Below is an excerpt from the start of our conversation.

—Christine Temple, Executive Editor

Christine Temple: Last year, you joined a prestigious group of local philanthropists by receiving the Humanitarian of the Year award from Community Foundation of the Ozarks, and that was for your work creating My Neighbor’s Charitable Pharmacy in Branson. What is a charitable pharmacy, and what was the need that you saw that made you want to go on this journey?
Heather Lyons-Burney: I was a founder for Faith Community Health clinic, which is a clinic that helps to take care of those who are uninsured, primarily in and around the Branson community. So, you think about a tourist-driven economy, and a lot of people either aren’t offered insurance or are unable to take advantage of their employers’ insurance due to income restrictions. A community group came together, developed Faith Community Health as a primary care solution. From the beginning we felt that it was important to have team-based care and to offer prescription medications. You can diagnose all day long, but if they can’t afford the medicine, you’ve done nothing. We started investigating other states: What’s happening in other states with this type of charitable model? We realized that Missouri didn’t have this kind of model. There was no way to designate it as a charitable pharmacy, meaning that you don’t charge for medications and you don’t bill insurance. The Missouri Board of Pharmacy was very amazing, very supportive, and said, we love what you’re doing and what you want to do; we just don’t have the regulations for this. We worked with our legislators, we worked with that Board of Pharmacy, and we were able to help put together language – got passed in 2021, like the easiest thing ever to get passed through the legislature. In February of 2023, we’re able to open the state’s first Class Q charitable pharmacy. We are the first in the state, and as of right now, I believe, the only one in the state. It’s kind of a big lift. This isn’t an easy thing to turn on because you’re never making money. You really need that community support behind it and a willing group of people to make it go.
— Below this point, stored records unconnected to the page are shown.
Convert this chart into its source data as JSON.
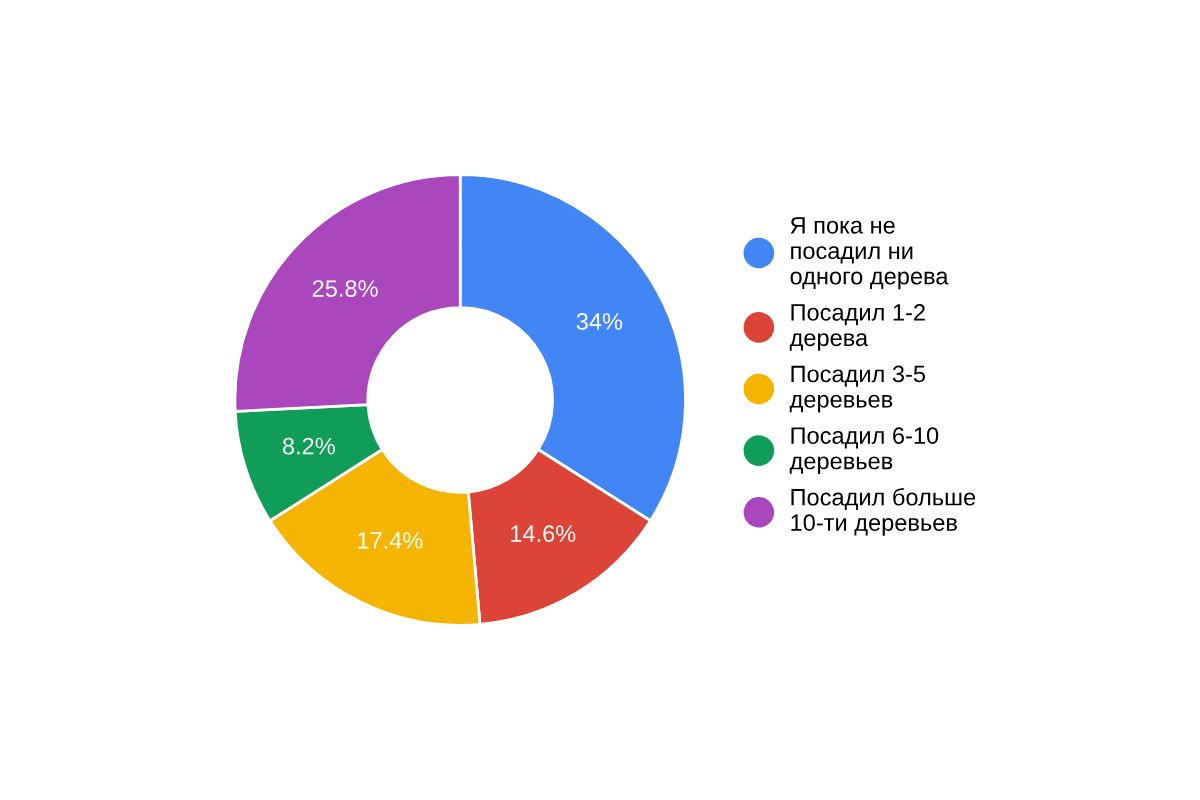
{
  "chart_data": {
    "type": "donut",
    "categories": [
      "Я пока не\nпосадил ни\nодного дерева",
      "Посадил 1-2\nдерева",
      "Посадил 3-5\nдеревьев",
      "Посадил 6-10\nдеревьев",
      "Посадил больше\n10-ти деревьев"
    ],
    "values": [
      34,
      14.6,
      17.4,
      8.2,
      25.8
    ],
    "value_labels": [
      "34%",
      "14.6%",
      "17.4%",
      "8.2%",
      "25.8%"
    ],
    "colors": [
      "#4285f4",
      "#db4437",
      "#f4b400",
      "#0f9d58",
      "#ab47bc"
    ],
    "legend": "right"
  }
}
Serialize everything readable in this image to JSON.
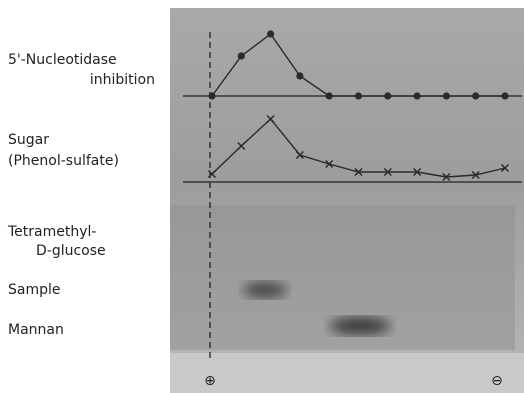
{
  "chart_data": [
    {
      "type": "line",
      "label_lines": [
        "5'-Nucleotidase",
        "inhibition"
      ],
      "marker": "circle",
      "color": "#2a2a2a",
      "x": [
        0,
        1,
        2,
        3,
        4,
        5,
        6,
        7,
        8,
        9,
        10
      ],
      "values": [
        0,
        40,
        62,
        20,
        0,
        0,
        0,
        0,
        0,
        0,
        0
      ],
      "xlim": [
        0,
        10
      ],
      "ylim": [
        0,
        70
      ]
    },
    {
      "type": "line",
      "label_lines": [
        "Sugar",
        "(Phenol-sulfate)"
      ],
      "marker": "x",
      "color": "#2a2a2a",
      "x": [
        0,
        1,
        2,
        3,
        4,
        5,
        6,
        7,
        8,
        9,
        10
      ],
      "values": [
        8,
        36,
        63,
        27,
        18,
        10,
        10,
        10,
        5,
        7,
        14
      ],
      "xlim": [
        0,
        10
      ],
      "ylim": [
        0,
        70
      ]
    }
  ],
  "lanes": [
    [
      "Tetramethyl-",
      "D-glucose"
    ],
    [
      "Sample"
    ],
    [
      "Mannan"
    ]
  ],
  "electrodes": [
    "⊕",
    "⊖"
  ]
}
Temple: This whole concept is an entrepreneurial idea, but like you said, it doesn’t make the profit. What really drove you to say, I want to make this happen; I want to take this on for the benefit of others?
Lyons-Burney: I love that you said that it’s an entrepreneurial idea because I talk to my students about that, too. It doesn’t have to be this great Silicon Valley idea or this amazing TikTok whatever. It can be something that benefits your community. I started my career as a pharmacist, and I did residency training, worked in the hospital at Cox afterwards, loved every minute of that. Had the opportunity with my husband to then own and operate what started as one and ended as three community pharmacies. Even from the beginning, I had a lot of people that just gave me autonomy and freedom and leash and to say, yeah, go for it if you want to try this. I wasn’t necessarily afraid to fail. As I go back, my parents were young parents when I was born, they weren’t college educated, just hardworking people, but supportive, and kind of gave me that leash. I was the oldest, too. That kind of led to that spirit of, well, let’s just go for it. I really recognized from the neonatal unit, my experience there to my community pharmacies, recognizing that it was hard sometimes for people to get access to medications and to take them and access to primary care. That helped develop the clinic in recognizing that we have to treat that whole person again. You got to give them the medication and give them the why behind it. All we’re doing is giving people those tools. I have seen just amazing transformation in patients that literally have come full circle in their health because of the tools.